Vendors hail advertising, marketing opportunities at Sumfest
WESTERN BUREAU — The marketing and advertising opportunities for vendors at the annual Red Stripe Reggae Sumfest show is what keeps them returning each year, despite low sales/profits in some years.
The vendors say the show, which attracts thousands of people from all across the island and the world each year, allows them to not only increase their client base, but to also identify the needs of their customers.
Clasford Woolery Jr, the owner/operator of First Choice Videos and Adult Toys in Montego Bay, is one such vendor. Positioned on a section of the counter of the booth shared with his friend, Gregory Samuels, who sells meals, was a television set that served to advertise the assortment of reggae videos sold at his store. And available to all customers, save children, who visit the booth are pamphlets detailing the range of adult (sex) toys and other service offerings at the store.
“Sumfest is a good medium for my product,” Woolery told the Observer, adding that some 20 to 30 per cent of his clientele had been drawn from the Sumfest show over the years.
Initially, he said, people knew little, if anything of his product offerings, but through Sumfest that had been remedied.
“I would take my business cards (to the show in the early days) and issue them to people like old school friends and the word got around. (Then) with the name adult toys added to my company, I started taking a television and a DVD player,” he said.
“And for the last three years it helped me in terms of people actually looking at a tape and asking ‘where can I get a tape of that nature’. They thought, for example, that we only had stage shows.
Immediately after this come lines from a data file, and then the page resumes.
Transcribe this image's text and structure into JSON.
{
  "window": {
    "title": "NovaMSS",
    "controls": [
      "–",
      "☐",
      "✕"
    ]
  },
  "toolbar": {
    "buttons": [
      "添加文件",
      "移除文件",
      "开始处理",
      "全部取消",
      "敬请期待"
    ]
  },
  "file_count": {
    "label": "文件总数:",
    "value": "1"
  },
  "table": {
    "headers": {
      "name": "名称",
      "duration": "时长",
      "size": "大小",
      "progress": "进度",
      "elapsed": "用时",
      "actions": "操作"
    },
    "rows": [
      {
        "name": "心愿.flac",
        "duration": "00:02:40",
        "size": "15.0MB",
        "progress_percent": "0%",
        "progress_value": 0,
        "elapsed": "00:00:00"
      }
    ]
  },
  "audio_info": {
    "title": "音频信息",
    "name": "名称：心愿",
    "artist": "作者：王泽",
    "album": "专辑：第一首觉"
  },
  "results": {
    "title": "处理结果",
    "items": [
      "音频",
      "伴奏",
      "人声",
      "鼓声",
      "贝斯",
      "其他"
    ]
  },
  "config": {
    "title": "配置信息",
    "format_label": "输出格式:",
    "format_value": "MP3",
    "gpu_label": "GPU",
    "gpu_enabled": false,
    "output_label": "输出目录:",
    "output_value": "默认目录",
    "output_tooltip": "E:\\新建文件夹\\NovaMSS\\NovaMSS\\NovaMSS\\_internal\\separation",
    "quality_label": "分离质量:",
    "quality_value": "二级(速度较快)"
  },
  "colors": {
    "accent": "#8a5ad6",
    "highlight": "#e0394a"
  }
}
They never knew of go-go tapes and even sometimes I would sell the one I take there. So now I carry a wide variety of dancehall tapes,” he added.
Craft vendor Radcliffe Hamilton, who operates a craft shop in Negril, has also benefited from the marketing and advertising opportunities at Sumfest. It’s part of the reason he has been attending the show for the past 11 years.
After paying $15,000 for booth space last year, he said, he made a profit amounting only to $10,000.
“But it’s not all the time the sales are bad. Plus I meet different people and my business is advertised,” he told this newspaper.
Trudy Brown, who has her craft business based in Savanna-la-mar but who also operates out of Negril, Montego Bay and Ocho Rios, also lauded the show’s advertising benefits.
“It advertises you,” she said. “People come and they ask you where you are based and where they can find you. It gives you good exposure.”